Xiao & Tokenizer
Hey Xiao, I’ve been digging into byte‑pair encoding versus unigram models for subword tokenization, any insights on their efficiency when scaling vocab sizes?
BPE tends to hit a sweet spot when you keep the vocab size moderate – it’s fast, the merges are deterministic, and the number of subwords grows linearly with the size you set. Unigram can squeeze more out of a small vocab because it’s probabilistic, but the decoding becomes a bit heavier, especially as you push the vocab beyond a few thousand tokens. In practice, for very large vocab sizes BPE stays lighter on memory, while unigram starts to pay off only if you need a tighter compression and can afford the extra inference time.
Sounds about right. BPE’s linear merge chain keeps things lightweight, while Unigram’s probability table just grows. If we’re targeting a 50‑k vocab for a multilingual model, BPE probably won’t hit that compression ceiling, but the overhead stays low. Maybe try a hybrid: start with BPE to prune the token set, then apply a lightweight Unigram fine‑tune on the remaining tokens? Just a thought.
That’s a sensible trade‑off. Start with BPE to collapse the obvious frequent merges, then run a small Unigram on the leftover set to capture rare cross‑lingual morphemes. Just watch the merge overlap – you’ll end up with a few duplicated subwords if you’re not careful. Keep the Unigram vocab under a few thousand, and you’ll stay in the “lightweight” zone while still nudging the compression.
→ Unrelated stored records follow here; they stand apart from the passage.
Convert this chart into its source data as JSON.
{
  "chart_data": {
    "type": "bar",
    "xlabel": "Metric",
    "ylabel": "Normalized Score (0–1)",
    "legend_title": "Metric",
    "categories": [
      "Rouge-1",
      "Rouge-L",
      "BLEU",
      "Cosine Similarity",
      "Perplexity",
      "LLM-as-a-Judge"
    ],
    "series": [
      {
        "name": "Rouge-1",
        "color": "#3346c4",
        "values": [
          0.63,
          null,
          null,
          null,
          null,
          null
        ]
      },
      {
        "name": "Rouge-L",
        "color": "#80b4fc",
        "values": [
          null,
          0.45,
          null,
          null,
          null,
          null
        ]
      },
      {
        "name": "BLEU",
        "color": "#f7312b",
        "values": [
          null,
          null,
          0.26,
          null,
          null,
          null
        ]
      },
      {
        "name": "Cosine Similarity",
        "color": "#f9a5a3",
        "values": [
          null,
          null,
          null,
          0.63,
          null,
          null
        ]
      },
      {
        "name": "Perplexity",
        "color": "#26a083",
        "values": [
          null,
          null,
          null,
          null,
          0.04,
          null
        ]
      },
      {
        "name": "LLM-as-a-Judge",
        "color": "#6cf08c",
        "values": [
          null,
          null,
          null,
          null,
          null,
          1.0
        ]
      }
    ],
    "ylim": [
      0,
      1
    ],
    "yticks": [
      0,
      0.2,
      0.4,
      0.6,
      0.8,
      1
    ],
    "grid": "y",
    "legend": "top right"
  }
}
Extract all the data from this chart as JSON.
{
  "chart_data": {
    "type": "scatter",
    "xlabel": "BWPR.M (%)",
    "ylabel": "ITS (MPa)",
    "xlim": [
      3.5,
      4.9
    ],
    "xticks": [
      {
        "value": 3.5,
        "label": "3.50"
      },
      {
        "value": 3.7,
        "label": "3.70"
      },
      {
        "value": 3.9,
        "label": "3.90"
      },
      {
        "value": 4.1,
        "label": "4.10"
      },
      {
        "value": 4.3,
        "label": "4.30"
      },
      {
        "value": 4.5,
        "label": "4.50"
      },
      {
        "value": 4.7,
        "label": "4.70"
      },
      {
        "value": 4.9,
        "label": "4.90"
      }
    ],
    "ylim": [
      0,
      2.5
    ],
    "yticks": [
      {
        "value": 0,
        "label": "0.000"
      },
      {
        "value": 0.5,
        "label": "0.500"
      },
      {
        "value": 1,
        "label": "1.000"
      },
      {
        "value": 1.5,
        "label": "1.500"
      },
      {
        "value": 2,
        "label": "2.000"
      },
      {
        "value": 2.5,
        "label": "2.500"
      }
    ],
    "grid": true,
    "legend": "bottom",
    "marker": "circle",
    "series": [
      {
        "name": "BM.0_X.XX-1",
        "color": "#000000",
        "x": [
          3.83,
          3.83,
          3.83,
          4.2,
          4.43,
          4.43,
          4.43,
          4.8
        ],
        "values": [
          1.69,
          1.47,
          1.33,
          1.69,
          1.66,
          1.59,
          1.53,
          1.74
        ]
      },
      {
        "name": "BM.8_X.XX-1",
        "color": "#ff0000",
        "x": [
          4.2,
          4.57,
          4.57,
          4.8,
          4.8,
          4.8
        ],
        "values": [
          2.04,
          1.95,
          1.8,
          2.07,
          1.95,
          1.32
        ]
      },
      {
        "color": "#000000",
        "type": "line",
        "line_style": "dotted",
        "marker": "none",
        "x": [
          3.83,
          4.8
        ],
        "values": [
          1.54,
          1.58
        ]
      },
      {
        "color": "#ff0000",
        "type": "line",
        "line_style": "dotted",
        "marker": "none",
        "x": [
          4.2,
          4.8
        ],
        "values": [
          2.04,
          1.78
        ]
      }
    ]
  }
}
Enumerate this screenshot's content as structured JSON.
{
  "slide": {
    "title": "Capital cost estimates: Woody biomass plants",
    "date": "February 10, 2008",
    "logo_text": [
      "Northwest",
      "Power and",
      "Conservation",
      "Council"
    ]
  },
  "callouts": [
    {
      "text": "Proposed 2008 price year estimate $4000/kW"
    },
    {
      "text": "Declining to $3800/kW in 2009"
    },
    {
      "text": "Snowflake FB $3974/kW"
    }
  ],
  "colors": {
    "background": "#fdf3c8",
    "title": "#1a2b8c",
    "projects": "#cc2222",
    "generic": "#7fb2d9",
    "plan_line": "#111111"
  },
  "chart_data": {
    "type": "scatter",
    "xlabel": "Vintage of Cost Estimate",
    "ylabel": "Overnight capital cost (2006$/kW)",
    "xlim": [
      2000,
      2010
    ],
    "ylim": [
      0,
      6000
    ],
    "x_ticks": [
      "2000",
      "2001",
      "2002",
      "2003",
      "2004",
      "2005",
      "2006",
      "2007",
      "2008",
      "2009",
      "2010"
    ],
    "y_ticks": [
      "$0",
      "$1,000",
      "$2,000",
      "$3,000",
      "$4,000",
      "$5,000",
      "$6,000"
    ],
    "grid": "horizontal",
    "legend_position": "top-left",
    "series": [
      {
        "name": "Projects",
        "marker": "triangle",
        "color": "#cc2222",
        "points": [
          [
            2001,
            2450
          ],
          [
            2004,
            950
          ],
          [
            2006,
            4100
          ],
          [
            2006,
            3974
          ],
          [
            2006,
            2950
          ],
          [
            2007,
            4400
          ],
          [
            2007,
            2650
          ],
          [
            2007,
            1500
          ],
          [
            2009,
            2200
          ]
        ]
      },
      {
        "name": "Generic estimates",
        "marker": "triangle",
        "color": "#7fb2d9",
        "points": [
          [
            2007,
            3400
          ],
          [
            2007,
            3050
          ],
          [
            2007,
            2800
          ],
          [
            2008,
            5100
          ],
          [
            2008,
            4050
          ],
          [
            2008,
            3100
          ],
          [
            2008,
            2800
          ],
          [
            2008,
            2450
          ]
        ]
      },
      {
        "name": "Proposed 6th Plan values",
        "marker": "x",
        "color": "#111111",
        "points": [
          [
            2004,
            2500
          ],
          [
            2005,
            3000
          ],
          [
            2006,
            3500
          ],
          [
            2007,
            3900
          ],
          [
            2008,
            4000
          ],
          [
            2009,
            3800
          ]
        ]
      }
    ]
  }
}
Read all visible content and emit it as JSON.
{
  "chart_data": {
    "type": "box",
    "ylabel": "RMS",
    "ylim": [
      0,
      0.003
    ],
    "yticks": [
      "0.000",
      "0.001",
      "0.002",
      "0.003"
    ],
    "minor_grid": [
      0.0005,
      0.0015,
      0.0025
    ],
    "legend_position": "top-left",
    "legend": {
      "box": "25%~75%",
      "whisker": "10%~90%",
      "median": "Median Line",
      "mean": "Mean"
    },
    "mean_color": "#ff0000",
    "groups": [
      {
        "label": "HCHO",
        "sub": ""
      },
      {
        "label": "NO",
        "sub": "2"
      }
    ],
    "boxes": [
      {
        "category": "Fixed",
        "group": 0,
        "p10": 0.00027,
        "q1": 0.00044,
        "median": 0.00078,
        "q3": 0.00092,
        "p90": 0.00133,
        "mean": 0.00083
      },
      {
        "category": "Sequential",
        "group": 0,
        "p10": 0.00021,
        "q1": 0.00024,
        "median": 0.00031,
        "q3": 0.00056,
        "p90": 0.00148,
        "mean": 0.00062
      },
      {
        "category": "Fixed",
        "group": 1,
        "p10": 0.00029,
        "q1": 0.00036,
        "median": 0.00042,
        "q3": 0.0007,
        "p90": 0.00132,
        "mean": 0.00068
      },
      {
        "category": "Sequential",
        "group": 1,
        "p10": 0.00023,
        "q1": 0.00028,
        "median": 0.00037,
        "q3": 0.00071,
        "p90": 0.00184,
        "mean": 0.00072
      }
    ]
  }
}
That makes sense, just remember to keep the merge table clean before the Unigram step, otherwise you’ll see a handful of duplicate tokens creeping in. Keep the Unigram under two thousand and you’ll stay efficient while still catching those rare cross‑lingual pieces.
Right, prune the BPE merge list before handing it off. Two thousand Unigram slots is a sweet spot – enough to pick up the odd cross‑lingual fragment, but still light on memory. Keeps the whole pipeline from blowing up.
Got it, prune the BPE merges first, then feed the clean list into a 2 k Unigram – that keeps memory in check while still catching those rare cross‑lingual pieces. Just double‑check for any frequency spikes that might push a merge back in.
Sure thing, will filter the merge list and keep an eye on any frequency spikes before the Unigram step. Keeps the memory usage in check while still capturing the rare cross‑lingual tokens.
Sounds good, keep it tight and you’ll stay efficient.